[ksk-rollover] ceremonies in April, and managing things less critical and the KSK.

S Moonesamy sm+icann at elandsys.com
Sun Apr 5 17:30:28 UTC 2020


Hi Michael,
At 06:39 PM 04-04-2020, Michael Richardson wrote:
>https://www.iana.org/dnssec/dps/zsk-operator/dps-zsk-operator-v2.0.pdf says:
>
>5.2.2. Private key (m-of-n) multi-person control
>  Verisign has implemented technical and procedural mechanisms that
>  require the participation of multiple trusted individuals to perform
>  sensitive cryptographic operations. Verisign uses "Secret Sharing"
>  to split the activation data needed to make use of a RZ ZSK private
>  key into separate parts called "Secret Shares" which are held by
>  trained and trusted individuals called "Shareholders." A threshold
>  number of Secret Shares (m) out of the total number of Secret Shares
>  created and distributed for a particular HSM (n) is required to
>  activate a RZ ZSK private key stored on the module. The threshold
>  number of shares needed to sign a root Zone File is 3. It should be
>  noted that the number of shares distributed for disaster recovery
>  tokens may be less than the number distributed for operational HSMs,
>  while the threshold number of required shares remains the same.
>  Secret Shares are protected in accordance with this DPS.
>
>---

The document which you cited is for the Root Zone Maintainer (Verisign).

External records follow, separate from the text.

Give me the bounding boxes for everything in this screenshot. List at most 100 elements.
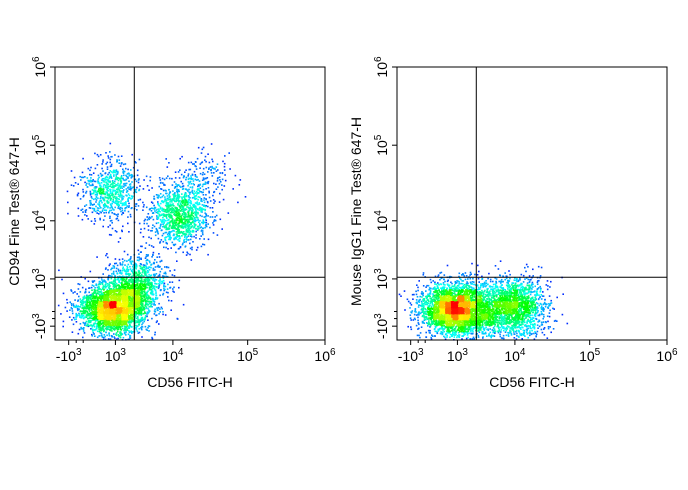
cell-event [66,302,69,304]
cell-event [79,315,81,317]
cell-event [157,287,160,290]
cell-event [145,284,148,286]
cell-event [178,247,180,250]
cell-event [79,306,82,308]
cell-event [119,323,121,326]
cell-event [102,285,105,288]
cell-event [197,213,199,215]
cell-event [174,194,176,196]
cell-event [181,235,183,237]
cell-event [119,293,122,295]
cell-event [145,328,148,331]
cell-event [195,230,197,233]
cell-event [124,264,126,266]
cell-event [148,295,150,297]
cell-event [119,206,122,209]
cell-event [152,269,155,271]
cell-event [125,314,127,316]
cell-event [169,201,171,203]
cell-event [120,318,122,320]
cell-event [137,321,140,323]
cell-event [166,233,169,236]
cell-event [96,323,98,325]
cell-event [187,184,189,187]
cell-event [150,288,152,290]
cell-event [138,285,140,287]
cell-event [117,318,119,321]
cell-event [182,251,184,254]
cell-event [136,297,139,299]
cell-event [205,194,207,196]
cell-event [86,182,88,185]
cell-event [194,161,197,163]
cell-event [120,194,123,197]
cell-event [131,311,134,314]
cell-event [204,224,207,227]
cell-event [129,298,131,301]
cell-event [176,184,179,186]
cell-event [110,319,113,322]
cell-event [185,229,188,231]
cell-event [96,326,98,328]
cell-event [77,300,79,302]
cell-event [101,304,103,307]
cell-event [92,303,95,306]
cell-event [101,322,103,324]
cell-event [100,185,102,188]
cell-event [149,296,151,299]
cell-event [189,242,191,245]
cell-event [202,221,205,223]
cell-event [160,229,163,232]
cell-event [142,291,144,293]
cell-event [163,214,166,216]
cell-event [94,189,97,192]
cell-event [115,332,118,334]
cell-event [192,230,195,233]
cell-event [157,201,159,203]
cell-event [177,199,179,202]
cell-event [122,289,124,292]
cell-event [178,225,181,227]
cell-event [116,160,118,162]
cell-event [101,210,104,212]
cell-event [144,279,146,282]
cell-event [165,192,167,195]
cell-event [109,300,111,303]
cell-event [122,261,124,263]
cell-event [195,215,198,218]
cell-event [111,290,113,292]
cell-event [167,283,169,286]
cell-event [104,298,106,300]
cell-event [132,320,135,322]
cell-event [141,297,144,300]
cell-event [210,169,212,171]
cell-event [83,307,85,310]
cell-event [156,309,159,311]
cell-event [182,207,185,210]
cell-event [129,321,132,324]
cell-event [110,198,112,201]
cell-event [136,278,138,280]
cell-event [162,182,164,184]
cell-event [114,320,116,323]
cell-event [156,307,158,309]
cell-event [202,146,205,149]
cell-event [128,231,130,233]
cell-event [196,228,199,231]
cell-event [131,265,134,268]
cell-event [154,289,157,292]
cell-event [116,317,118,320]
cell-event [99,288,101,290]
cell-event [94,167,97,170]
cell-event [103,280,105,283]
cell-event [106,184,108,186]
cell-event [99,295,101,297]
cell-event [153,261,155,264]
cell-event [172,221,174,223]
cell-event [193,183,195,186]
cell-event [109,151,111,153]
cell-event [146,222,148,225]
cell-event [87,307,90,309]
cell-event [159,193,162,195]
cell-event [158,196,160,198]
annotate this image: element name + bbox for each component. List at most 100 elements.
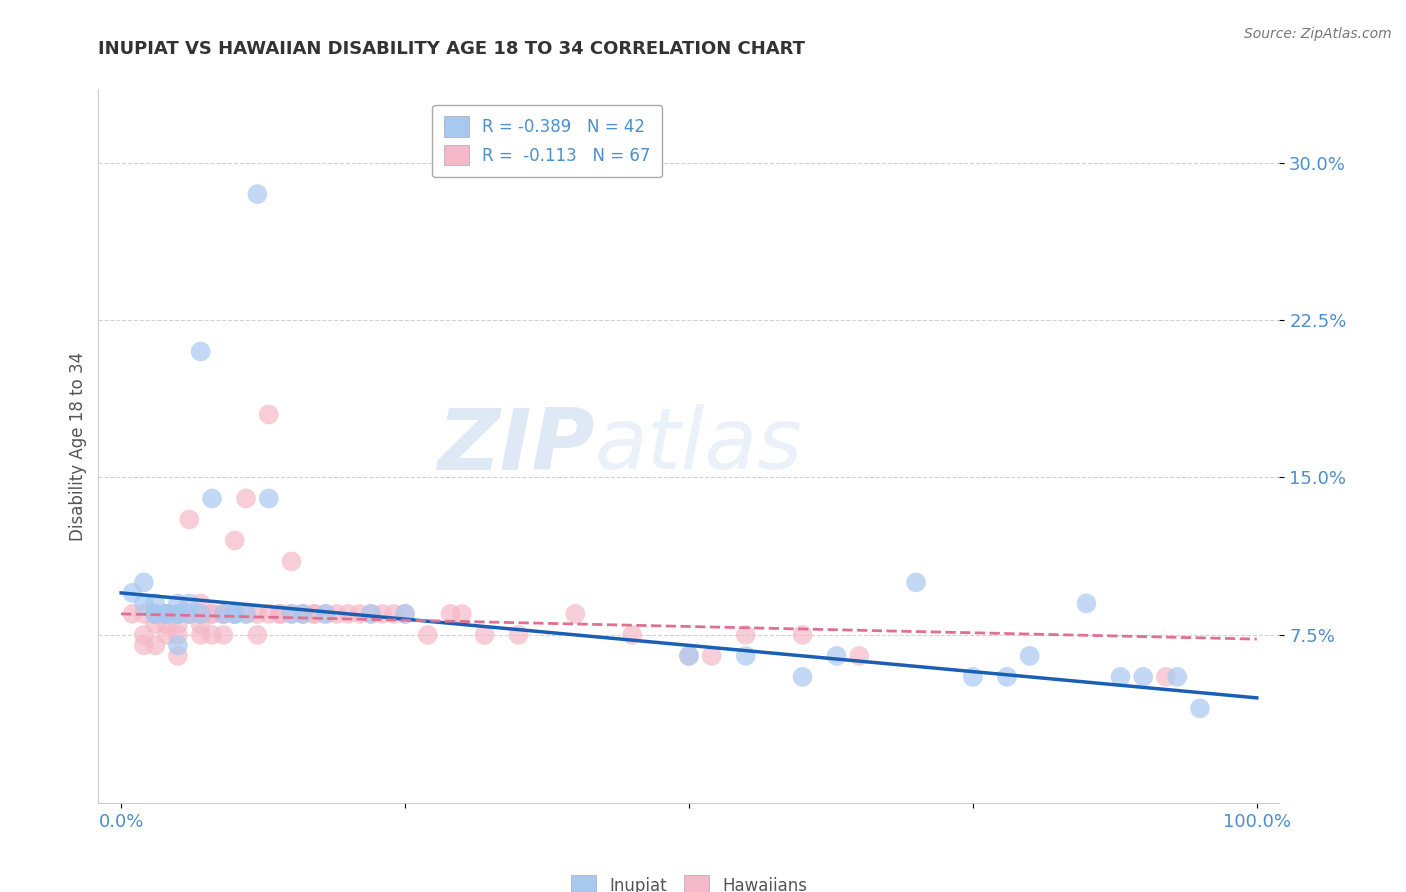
Point bbox=[1109, 670, 1132, 684]
Point bbox=[190, 617, 212, 632]
Point bbox=[155, 607, 177, 621]
Point bbox=[167, 607, 190, 621]
Point bbox=[734, 628, 756, 642]
Point bbox=[212, 607, 235, 621]
Point bbox=[179, 512, 201, 526]
Point bbox=[224, 533, 246, 548]
Point bbox=[246, 607, 269, 621]
Point bbox=[439, 607, 461, 621]
Point bbox=[1154, 670, 1177, 684]
Point bbox=[280, 607, 302, 621]
Point bbox=[1076, 596, 1098, 610]
Point bbox=[700, 648, 723, 663]
Point bbox=[132, 607, 155, 621]
Point bbox=[302, 607, 325, 621]
Point bbox=[291, 607, 314, 621]
Point bbox=[212, 607, 235, 621]
Point bbox=[224, 607, 246, 621]
Point bbox=[678, 648, 700, 663]
Point bbox=[360, 607, 382, 621]
Point bbox=[1132, 670, 1154, 684]
Point bbox=[246, 628, 269, 642]
Point bbox=[792, 670, 814, 684]
Point bbox=[235, 491, 257, 506]
Point bbox=[450, 607, 472, 621]
Point bbox=[132, 639, 155, 653]
Point bbox=[167, 648, 190, 663]
Point bbox=[235, 607, 257, 621]
Point bbox=[995, 670, 1018, 684]
Point bbox=[201, 607, 224, 621]
Point bbox=[734, 648, 756, 663]
Text: ZIP: ZIP bbox=[437, 404, 595, 488]
Point bbox=[848, 648, 870, 663]
Point bbox=[167, 628, 190, 642]
Point bbox=[291, 607, 314, 621]
Point bbox=[792, 628, 814, 642]
Point bbox=[280, 607, 302, 621]
Point bbox=[1188, 701, 1211, 715]
Point bbox=[326, 607, 349, 621]
Point bbox=[962, 670, 984, 684]
Point bbox=[224, 607, 246, 621]
Point bbox=[143, 607, 166, 621]
Point bbox=[371, 607, 394, 621]
Point bbox=[382, 607, 405, 621]
Point bbox=[416, 628, 439, 642]
Point bbox=[394, 607, 416, 621]
Point bbox=[155, 607, 177, 621]
Point bbox=[167, 596, 190, 610]
Point bbox=[257, 491, 280, 506]
Point bbox=[315, 607, 337, 621]
Point bbox=[621, 628, 644, 642]
Point bbox=[257, 607, 280, 621]
Point bbox=[474, 628, 496, 642]
Point bbox=[179, 607, 201, 621]
Point bbox=[269, 607, 291, 621]
Point bbox=[143, 617, 166, 632]
Point bbox=[246, 187, 269, 202]
Point bbox=[155, 607, 177, 621]
Point bbox=[167, 639, 190, 653]
Point bbox=[508, 628, 530, 642]
Point bbox=[291, 607, 314, 621]
Point bbox=[564, 607, 586, 621]
Point bbox=[224, 607, 246, 621]
Point bbox=[905, 575, 928, 590]
Point bbox=[143, 596, 166, 610]
Point bbox=[315, 607, 337, 621]
Point bbox=[257, 408, 280, 422]
Point bbox=[121, 586, 143, 600]
Point bbox=[179, 607, 201, 621]
Point bbox=[155, 628, 177, 642]
Point bbox=[155, 617, 177, 632]
Point bbox=[143, 607, 166, 621]
Point bbox=[269, 607, 291, 621]
Point bbox=[132, 596, 155, 610]
Point bbox=[1166, 670, 1188, 684]
Point bbox=[190, 628, 212, 642]
Point bbox=[190, 607, 212, 621]
Point bbox=[167, 607, 190, 621]
Point bbox=[1018, 648, 1040, 663]
Text: Source: ZipAtlas.com: Source: ZipAtlas.com bbox=[1244, 27, 1392, 41]
Point bbox=[143, 607, 166, 621]
Point bbox=[121, 607, 143, 621]
Point bbox=[337, 607, 360, 621]
Point bbox=[155, 607, 177, 621]
Point bbox=[190, 344, 212, 359]
Point bbox=[825, 648, 848, 663]
Point bbox=[143, 639, 166, 653]
Point bbox=[201, 628, 224, 642]
Point bbox=[201, 491, 224, 506]
Text: INUPIAT VS HAWAIIAN DISABILITY AGE 18 TO 34 CORRELATION CHART: INUPIAT VS HAWAIIAN DISABILITY AGE 18 TO… bbox=[98, 40, 806, 58]
Point bbox=[167, 617, 190, 632]
Point bbox=[302, 607, 325, 621]
Text: atlas: atlas bbox=[595, 404, 803, 488]
Point bbox=[201, 607, 224, 621]
Point bbox=[360, 607, 382, 621]
Point bbox=[678, 648, 700, 663]
Point bbox=[167, 607, 190, 621]
Y-axis label: Disability Age 18 to 34: Disability Age 18 to 34 bbox=[69, 351, 87, 541]
Point bbox=[143, 607, 166, 621]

>I think that the HSM keeps the private key (RSA) encrypted.
>The key that is used to do this encryption (probably AES256) is the thing
>that is secret-split among the n-shareholders.  I understand that m=3.
>
>It says "a particular HSM", so does this mean that the encryption key
>used to encrypt the private RSA key is different in different HSMs (at
>different locations), and a *different* m people are required to activate it?
>
>I would think that the different HSM would synchornize the encrypted copy of
>the private key, and thus the split secret would be the same n pieces.
>Of course, the key could be moved to another HSM by the initial m-of-n
>people, it could be *re*-encrypted to n' pieces and some other m' people
>required.   The n and n' people could completely or partially overlap.

There are four HSMs.  Any one of them can be used for a KSK Ceremony.

>{BTW: When I read the KSK ceremony script, at:
> 
>https://data.iana.org/ksk-ceremony/40/20200216-KC40-Ceremony_Script_Annotated.pdf
>
>I see that the KSR arrives on a smartcard.}

A Flash Drive is inserted in Step 5 (Page 14).  The KSR is on it.

>It seems that the secrets which are split up are kept in the/a safe, using a
>safety deposit box, and it is further in a tamper resistant bag.
>The TCR retains the key to the safety deposit box.  Am I correct that the
>secret split never leaves the room, so "m" TCRs can not actually reconstruct
>she key on their own?   I'm unclear what kind of media the secret is stored
>on, but I understand it plugs straight into the HSM, not the control laptop.

The secret spit never leaves the room.  The Crypto Officers cannot 
reconstruct the key on their own.

>(BTW: I recognize that I'm reading KSK and ZSK documents at the same time)
>
>I was surprised at the lack of references in the dps documents to any theory
>about how this process was created.   This is what I am looking for: a
>palette of ways to make key ceremonies for a variety of different threat
>levels.

I suggest looking at NIST SP 800-57.